Par décision du 25 juillet 2024, notifiée le 26 juillet 2024, la commission des droits et de l’autonomie des personnes handicapées (ci-après la CDAPH) a, après évaluation médicale de la situation de Madame [S] [J], rejeté ladite demande au motif que ses troubles ont un retentissement léger à modéré sur son autonomie sociale et professionnelle, ce qui correspond à un taux d’incapacité inférieur à 50 % selon le guide barème de l’annexe 2-4 du code de l’action sociale et des familles.
Par courrier du 13 août 2024, Madame [S] [J] a effectué un recours administratif préalable obligatoire devant la CDAPH qui en a accusé réception le 25 septembre 2024.
Par lettre recommandée avec accusé de réception expédiée le 28 janvier 2025, Madame [S] [J] a saisi le pôle social du tribunal judiciaire de Marseille d’une requête en contestation à l’encontre de la décision implicite de rejet de la CDAPH, née du silence gardé de cette dernière suite à sa contestation.
En raison de la nature du litige, le tribunal a ordonné une consultation médicale confiée au docteur [Q] [B] lequel a conclu, au terme de son rapport en date du 08 juillet 2025, que la requérante présente un taux d’incapacité compris entre 50 et 79% ainsi qu’une restriction substantielle et durable d’accès à l’emploi.

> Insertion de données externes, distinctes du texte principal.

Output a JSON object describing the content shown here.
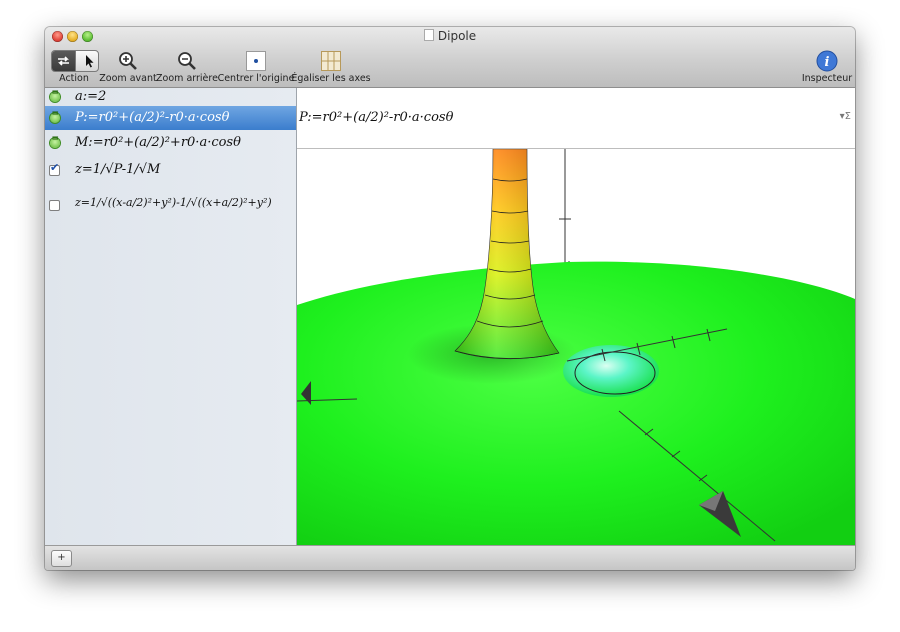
{
  "window": {
    "title": "Dipole"
  },
  "toolbar": {
    "action": "Action",
    "zoom_in": "Zoom avant",
    "zoom_out": "Zoom arrière",
    "center_origin": "Centrer l'origine",
    "equalize_axes": "Égaliser les axes",
    "inspector": "Inspecteur"
  },
  "sidebar": {
    "items": [
      {
        "formula": "a:=2",
        "kind": "definition",
        "selected": false
      },
      {
        "formula": "P:=r0²+(a/2)²-r0·a·cosθ",
        "kind": "definition",
        "selected": true
      },
      {
        "formula": "M:=r0²+(a/2)²+r0·a·cosθ",
        "kind": "definition",
        "selected": false
      },
      {
        "formula": "z=1/√P-1/√M",
        "kind": "surface",
        "checked": true
      },
      {
        "formula": "z=1/√((x-a/2)²+y²)-1/√((x+a/2)²+y²)",
        "kind": "surface",
        "checked": false
      }
    ]
  },
  "formula_bar": {
    "formula": "P:=r0²+(a/2)²-r0·a·cosθ",
    "sigma": "Σ"
  },
  "bottom": {
    "add": "+"
  },
  "colors": {
    "selection": "#3b7dcd",
    "surface_green": "#1ef01e",
    "peak_orange": "#ff8a00",
    "well_cyan": "#5cf5c8"
  }
}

L’affaire a été appelée et retenue à l’audience de plaidoirie du 16 décembre 2025.
Aux termes de ses dernières conclusions déposées et soutenues à l’audience du 16 décembre 2025, auxquelles il convient de se référer, conformément à l’article 455 du code de procédure civile, pour un plus ample exposé des moyens, Madame [S] [J], assistée de son conseil, sollicite du tribunal de :
— constater qu’elle présente un taux d’incapacité au moins égal à 50% à 79% avec une restriction substantielle et durable pour l’accès à l’emploi,
— annuler la décision de la CDAPH des Bouches-du-Rhône en date du 25 juillet 2024,
— dire et juger qu’elle remplit les conditions d’attribution de l’allocation aux adultes handicapés,
— condamner la MDPH des Bouches-du-Rhône à lui verser l’allocation aux adultes handicapés à compter de la date de sa demande initiale,
— ordonner l’exécution provisoire,
— condamner la MDPH des Bouches-du-Rhône aux entiers dépens de l’instance.
Au soutien de ses demandes, Madame [S] [J] expose qu’elle présente depuis plusieurs années des troubles psychiatriques limitant dans des proportions importantes son autonomie et l’empêchant d’occuper un quelconque emploi de sorte qu’elle s’estime fondée à solliciter le renouvellement de l’AAH.
Aux termes d’un mémoire en défense en date du 1er décembre 2025 auquel il convient de se référer, conformément à l’article 455 du code de procédure civile, pour un plus ample exposé des moyens, la MDPH des Bouches-du-Rhône, représentée par une inspectrice juridique, demande au tribunal de débouter la requérante de l’ensemble de ses demandes et de confirmer la décision de la CDAPH ayant rejeté la demande de renouvellement d’AAH.
La MDPH des Bouches-du-Rhône invoque au soutien de ses demandes les conclusions de l’équipe pluridisciplinaire et du médecin psychiatre ayant examiné la requérante qu’elle oppose à l’avis du médecin consultant désigné par le tribunal dont elle critique la pertinence.
La caisse d’allocations familiales des Bouches-du-Rhône, appelée en la cause, n’a produit aucune observation. Elle n’est ni représentée ni comparante à l’audience.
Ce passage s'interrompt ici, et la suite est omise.